Après le coup de maître que fut Breath of the Wild en 2017 ; coup de maître qui a consisté – excusez du peu – à renouveler considérablement une saga phare du jeu vidéo ainsi qu’un genre en son entier ; force fut de constater pour beaucoup de monde que Nintendo avait encore du savoir-faire et des idées à revendre, pour moi y compris…
Pour vous dire, j’avais à cette époque arrêté de jouer aux jeux vidéo, et c’est ce Breath of the Wild qui a su me remettre le pied à l’étrier.


Après un tel succès, artistique, commercial, comme critique, rien d’étonnant à ce que la firme kyotoïte ait annoncé une suite à peine deux ans plus tard, en juin 2019.
Le trailer diffusé à cette époque annonçait alors très clairement la couleur. Sortant sur la même plateforme et avec le même moteur graphique ; la même base de gameplay ainsi que le même bestiaire que son prédécesseur ; cette suite ne comptait pas tout reprendre de zéro. Et connaissant Nintendo, s’il entendait se préserver d’un tel effort, ce n’était certainement pas pour se reposer sur ses lauriers, mais bien pour mobiliser toute son énergie dans le but d’explorer une voie nouvelle plus ambitieuse ; plus audacieuse… C’était en tout cas ce qu’avait su être Majora’s Mask en son temps.


Développé dans la foulée du légendaire Ocarina of Time, Majora’s Mask était lui aussi sorti sur la même plateforme que son prédécesseur, avec le même moteur graphique, la même base de gameplay, le même bestiaire… Et avec le résultat qu’on connait.
Parce que Majora’s Mask, pour moi, c’est encore aujourd’hui le meilleur épisode qu’ait connu la saga ; un jeu qui avait quinze ans d’avance sur son temps et qui a ouvert la voie à son époque à tout un champ nouveau d’expression au sein du medium.
Ce Tears of the Kingdom, en se lançant sur une voie similaire, ne pouvait dès lors que nourrir de très grands espoirs.

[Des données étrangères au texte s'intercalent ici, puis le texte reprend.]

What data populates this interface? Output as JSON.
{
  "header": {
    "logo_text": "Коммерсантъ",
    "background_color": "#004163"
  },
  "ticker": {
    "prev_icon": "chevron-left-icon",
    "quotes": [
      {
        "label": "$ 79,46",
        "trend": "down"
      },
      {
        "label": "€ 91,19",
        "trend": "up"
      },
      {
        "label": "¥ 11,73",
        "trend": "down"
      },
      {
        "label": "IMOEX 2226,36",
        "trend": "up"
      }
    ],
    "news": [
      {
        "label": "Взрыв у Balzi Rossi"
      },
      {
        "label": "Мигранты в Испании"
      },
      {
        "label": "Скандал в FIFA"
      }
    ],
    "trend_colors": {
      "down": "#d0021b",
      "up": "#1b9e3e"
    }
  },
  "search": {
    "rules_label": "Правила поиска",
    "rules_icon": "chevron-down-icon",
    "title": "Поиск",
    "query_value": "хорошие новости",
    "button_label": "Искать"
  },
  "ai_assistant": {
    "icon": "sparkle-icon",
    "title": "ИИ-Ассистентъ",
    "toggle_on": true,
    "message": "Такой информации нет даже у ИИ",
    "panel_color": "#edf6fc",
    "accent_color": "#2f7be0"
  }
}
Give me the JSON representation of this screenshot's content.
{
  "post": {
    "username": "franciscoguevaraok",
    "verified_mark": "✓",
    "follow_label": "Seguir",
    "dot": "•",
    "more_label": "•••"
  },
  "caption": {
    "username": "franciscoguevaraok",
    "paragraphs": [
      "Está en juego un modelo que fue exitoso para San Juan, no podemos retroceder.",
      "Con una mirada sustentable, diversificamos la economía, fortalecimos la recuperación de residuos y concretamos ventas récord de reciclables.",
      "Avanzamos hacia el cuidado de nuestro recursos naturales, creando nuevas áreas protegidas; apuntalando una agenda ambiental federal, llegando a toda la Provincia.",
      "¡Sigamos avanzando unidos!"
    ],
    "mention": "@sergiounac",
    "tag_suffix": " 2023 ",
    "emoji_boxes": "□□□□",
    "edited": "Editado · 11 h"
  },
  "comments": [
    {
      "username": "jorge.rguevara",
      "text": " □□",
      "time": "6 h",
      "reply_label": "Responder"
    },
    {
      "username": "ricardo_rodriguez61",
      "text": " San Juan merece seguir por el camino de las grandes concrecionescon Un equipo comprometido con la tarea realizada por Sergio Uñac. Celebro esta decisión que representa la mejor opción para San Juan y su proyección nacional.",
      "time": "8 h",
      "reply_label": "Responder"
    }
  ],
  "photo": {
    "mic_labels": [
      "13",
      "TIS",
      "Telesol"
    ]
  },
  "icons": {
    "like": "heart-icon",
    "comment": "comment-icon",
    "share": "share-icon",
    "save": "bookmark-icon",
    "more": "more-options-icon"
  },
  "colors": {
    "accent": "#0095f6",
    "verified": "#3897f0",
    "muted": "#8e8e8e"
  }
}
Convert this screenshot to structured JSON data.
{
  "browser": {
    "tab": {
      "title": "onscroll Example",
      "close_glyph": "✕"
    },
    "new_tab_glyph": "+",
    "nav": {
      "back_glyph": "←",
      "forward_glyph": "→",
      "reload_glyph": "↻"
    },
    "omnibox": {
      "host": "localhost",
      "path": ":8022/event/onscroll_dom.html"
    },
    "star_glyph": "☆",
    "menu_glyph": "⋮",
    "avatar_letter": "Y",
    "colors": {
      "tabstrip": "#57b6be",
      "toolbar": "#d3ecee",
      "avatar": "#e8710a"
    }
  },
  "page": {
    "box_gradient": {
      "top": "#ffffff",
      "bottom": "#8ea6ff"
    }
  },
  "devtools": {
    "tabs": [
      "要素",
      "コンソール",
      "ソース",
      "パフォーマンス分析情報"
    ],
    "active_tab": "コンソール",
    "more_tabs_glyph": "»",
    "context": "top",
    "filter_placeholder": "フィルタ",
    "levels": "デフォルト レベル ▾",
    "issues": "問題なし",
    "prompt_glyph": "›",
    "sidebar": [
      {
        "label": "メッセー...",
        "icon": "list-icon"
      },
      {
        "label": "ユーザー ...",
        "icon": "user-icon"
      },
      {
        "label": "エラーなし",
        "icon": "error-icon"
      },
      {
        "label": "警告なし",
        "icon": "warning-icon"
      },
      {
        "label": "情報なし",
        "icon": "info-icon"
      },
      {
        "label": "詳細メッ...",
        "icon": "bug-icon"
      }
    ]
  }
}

Grands espoirs parce que Nintendo. Grands espoirs parce que Zelda. Mais aussi et surtout grands espoirs parce que six ans d’attente pour un projet qui n’avait pas à s’embarrasser du gros-œuvre technique.
Alors oui, je l’attendais beaucoup ce Tears of the Kingdom. Et j’en attendais beaucoup…
…Et au vu de la ruée qui s’est opérée sur ce jeu le jour de sa sortie, je n’étais manifestement pas le seul à nourrir de telles attentes.


Par rapport à ça, c’est peu dire si les premières minutes de ce Tears of the Kingdom ont su me faire espérer le meilleur.
On lance le jeu. Le nom de la firme nippone apparait sobrement d’une fine écriture blanche sur fond noir, puis c’est au tour du titre du jeu – même police minimaliste, même silence religieux – puis le jeu commence directement. On est aux commandes de Link, au fond d’une galerie obscure, torche à la main, en compagnie de la princesse Zelda. Ceux qui se seront hasardés à visionner le trailer retrouveront tout de suite la promesse que celui-ci avait su entretenir chez les joueurs : ambiance lugubre, plongée dans les ténèbres, et découverte d’un mal autre que celui de Ganon… Que du bon.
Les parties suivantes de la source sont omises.